Nasze ogródki warzywne

ODPOWIEDZ
Awatar użytkownika
Maliola
Zadomowiony
Posty: 10308
Rejestracja: 21 mar 2017, 6:53

Re: Nasze ogródki warzywne

Post autor: Maliola » 12 cze 2018, 11:49

Ej no Pat, jestem w szoku, super plony masz, i te ogórki takie już spore. Poczieszyłaś mnie z tym szpinakiem.

zuzanna2418

Re: Nasze ogródki warzywne

Post autor: zuzanna2418 » 12 cze 2018, 12:34

Pat, Twój debiut warzywniczy jest niesamowity. Nasz warzywnik z powodu suszy jest w stanie zaniku. Honor ratuje jeden krzak pomidorowy w tarasowej balijce w miejskim :D

Awatar użytkownika
ewa1951
Zadomowiony
Posty: 513
Rejestracja: 15 wrz 2017, 18:45

Re: Nasze ogródki warzywne

Post autor: ewa1951 » 12 cze 2018, 13:12

Olu, szpinak nowozelandzki "tak już ma", tzn. długo wschodzi ale potem obficie plonuje. Posadzony prosto do ziemi wzeszedł mi w kratkę. Te kilka sadzonek, które mi skiełkowały, nie wystarczają na moje potrzeby. Muszę pomyśleć o jakimś szpinaku na zbiór jesienny. A w przyszłym roku skiełkuję nowozelanda w doniczkach i wysadzę do gruntu gotowe sadzonki.

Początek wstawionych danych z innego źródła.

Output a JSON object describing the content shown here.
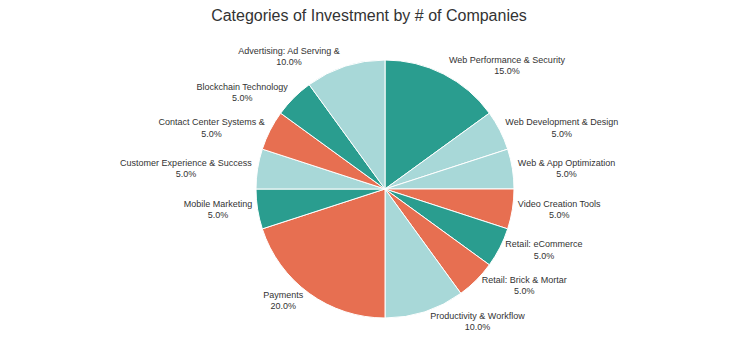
{
  "chart_data": {
    "type": "pie",
    "title": "Categories of Investment by # of Companies",
    "categories": [
      "Web Performance & Security",
      "Web Development & Design",
      "Web & App Optimization",
      "Video Creation Tools",
      "Retail: eCommerce",
      "Retail: Brick & Mortar",
      "Productivity & Workflow",
      "Payments",
      "Mobile Marketing",
      "Customer Experience & Success",
      "Contact Center Systems &",
      "Blockchain Technology",
      "Advertising: Ad Serving &"
    ],
    "values": [
      15.0,
      5.0,
      5.0,
      5.0,
      5.0,
      5.0,
      10.0,
      20.0,
      5.0,
      5.0,
      5.0,
      5.0,
      10.0
    ],
    "value_labels": [
      "15.0%",
      "5.0%",
      "5.0%",
      "5.0%",
      "5.0%",
      "5.0%",
      "10.0%",
      "20.0%",
      "5.0%",
      "5.0%",
      "5.0%",
      "5.0%",
      "10.0%"
    ],
    "colors": [
      "#2a9d8f",
      "#a8d8d8",
      "#a8d8d8",
      "#e76f51",
      "#2a9d8f",
      "#e76f51",
      "#a8d8d8",
      "#e76f51",
      "#2a9d8f",
      "#a8d8d8",
      "#e76f51",
      "#2a9d8f",
      "#a8d8d8"
    ],
    "data_labels": true
  }
}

Kasiu, co do pytania o kiszenie sałaty, to kiszę tak samo jak ogórki małosolne, marchewkę, buraki czy kalafiora, układam w słoju i zalewam solanką, łyżka soli na litr wody plus gałązka kopru, liść lub korzeń chrzanu, czosnek itd. Przyprawy dajesz jakie chcesz i lubisz. Zużywam na bieżąco, do każdego posiłku 2-3 listki. Można też z tego ugotować zupę, smakuje podobnie jak ogórkowa, chociaż to dla amatorów, bo sałata w kiszeniu zmienia kolor. Ponieważ ze względów zdrowotnych muszę jadać sporo kiszonek, to kiszę co się da. Ogórków jeszcze nie mam, a nie chcę kisić młodej "kupnej" kapusty, wypasionej na azotach, to kiszę to co mam swojego, pewnego, bez chemii i nawozów sztucznych. A ukisić można prawie wszystkie warzywa.

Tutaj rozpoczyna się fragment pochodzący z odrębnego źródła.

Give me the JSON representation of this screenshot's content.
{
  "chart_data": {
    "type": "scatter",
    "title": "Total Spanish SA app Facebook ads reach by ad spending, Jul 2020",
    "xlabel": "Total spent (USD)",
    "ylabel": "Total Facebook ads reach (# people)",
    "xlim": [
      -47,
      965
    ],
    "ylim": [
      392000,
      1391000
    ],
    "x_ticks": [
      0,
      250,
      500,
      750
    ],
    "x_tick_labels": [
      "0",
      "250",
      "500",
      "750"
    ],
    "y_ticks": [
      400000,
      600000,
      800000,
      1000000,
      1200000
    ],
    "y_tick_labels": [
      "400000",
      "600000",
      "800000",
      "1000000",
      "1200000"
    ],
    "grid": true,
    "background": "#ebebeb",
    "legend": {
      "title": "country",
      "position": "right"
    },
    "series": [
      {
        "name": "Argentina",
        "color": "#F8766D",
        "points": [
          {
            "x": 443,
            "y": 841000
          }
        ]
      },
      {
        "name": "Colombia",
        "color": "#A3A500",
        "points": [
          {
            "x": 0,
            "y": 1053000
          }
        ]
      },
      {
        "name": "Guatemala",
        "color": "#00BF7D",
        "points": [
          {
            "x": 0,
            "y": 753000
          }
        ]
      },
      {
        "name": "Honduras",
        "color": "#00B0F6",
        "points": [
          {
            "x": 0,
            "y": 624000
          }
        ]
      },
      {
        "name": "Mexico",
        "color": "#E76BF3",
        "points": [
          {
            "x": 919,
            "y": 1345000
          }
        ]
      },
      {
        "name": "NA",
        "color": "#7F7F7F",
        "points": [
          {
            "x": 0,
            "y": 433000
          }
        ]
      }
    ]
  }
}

Zuzanno, u mnie też straszna susza. Dziś był po raz pierwszy deszcz, od początku kwietnia. Padało całe 20 minut. Naokoło burze, ulewy, a u mnie Sahara. Podlewam codziennie, a za przyjemność jedzenia własnych ekologicznych warzywek zapłacę pewno horrendalną kwotę za wodę. Muszę w przyszłości pomyśleć o własnej studni.
Pozdrawiam, Ewelina

Awatar użytkownika
Maliola
Zadomowiony
Posty: 10308
Rejestracja: 21 mar 2017, 6:53

Re: Nasze ogródki warzywne

Post autor: Maliola » 12 cze 2018, 14:16

Ewa dzięki bardzo za info co do szpinaku, będę pamiętać, a na razie czekam na plony, my też sporo go z córką zjadamy, a ten zwykły szybko wybija w kwitnienie i nici z jedzenia.

Awatar użytkownika
szelma
Zadomowiony
Posty: 1655
Rejestracja: 21 mar 2017, 10:50
Lokalizacja: Rzyszczewko/Warszawa

Re: Nasze ogródki warzywne

Post autor: szelma » 12 cze 2018, 14:20

Dzięki Ewo.
Wiem, że kisi się różne warzywa bo M się tym interesuje ale nawet od niego nie słyszałam o kiszeniu sałaty.
On należy nawet do jakiejś grupy na facebooku i tam tylko o kiszeniu gadają. :-)
Jeszcze mnie nie zwerbował ale kto wie... Kiszonki są zdrowe.
przyszłość należy do tych, którzy wierzą w swoje marzenia
Kasia

Awatar użytkownika
ewa1951
Zadomowiony
Posty: 513
Rejestracja: 15 wrz 2017, 18:45

Re: Nasze ogródki warzywne

Post autor: ewa1951 » 12 cze 2018, 15:37

Kasiu, pewnie dlatego, że to przysmak regionalny, z Zamojszczyzny. Ja też zetknęłam się z tym dopiero wtedy gdy zamieszkałam w Lubelskim. Tutaj nawet zupę sałatową się gotuje. A teściowa zawsze w sezonie kisi kilka słoików pomidorków na szybkie spożycie.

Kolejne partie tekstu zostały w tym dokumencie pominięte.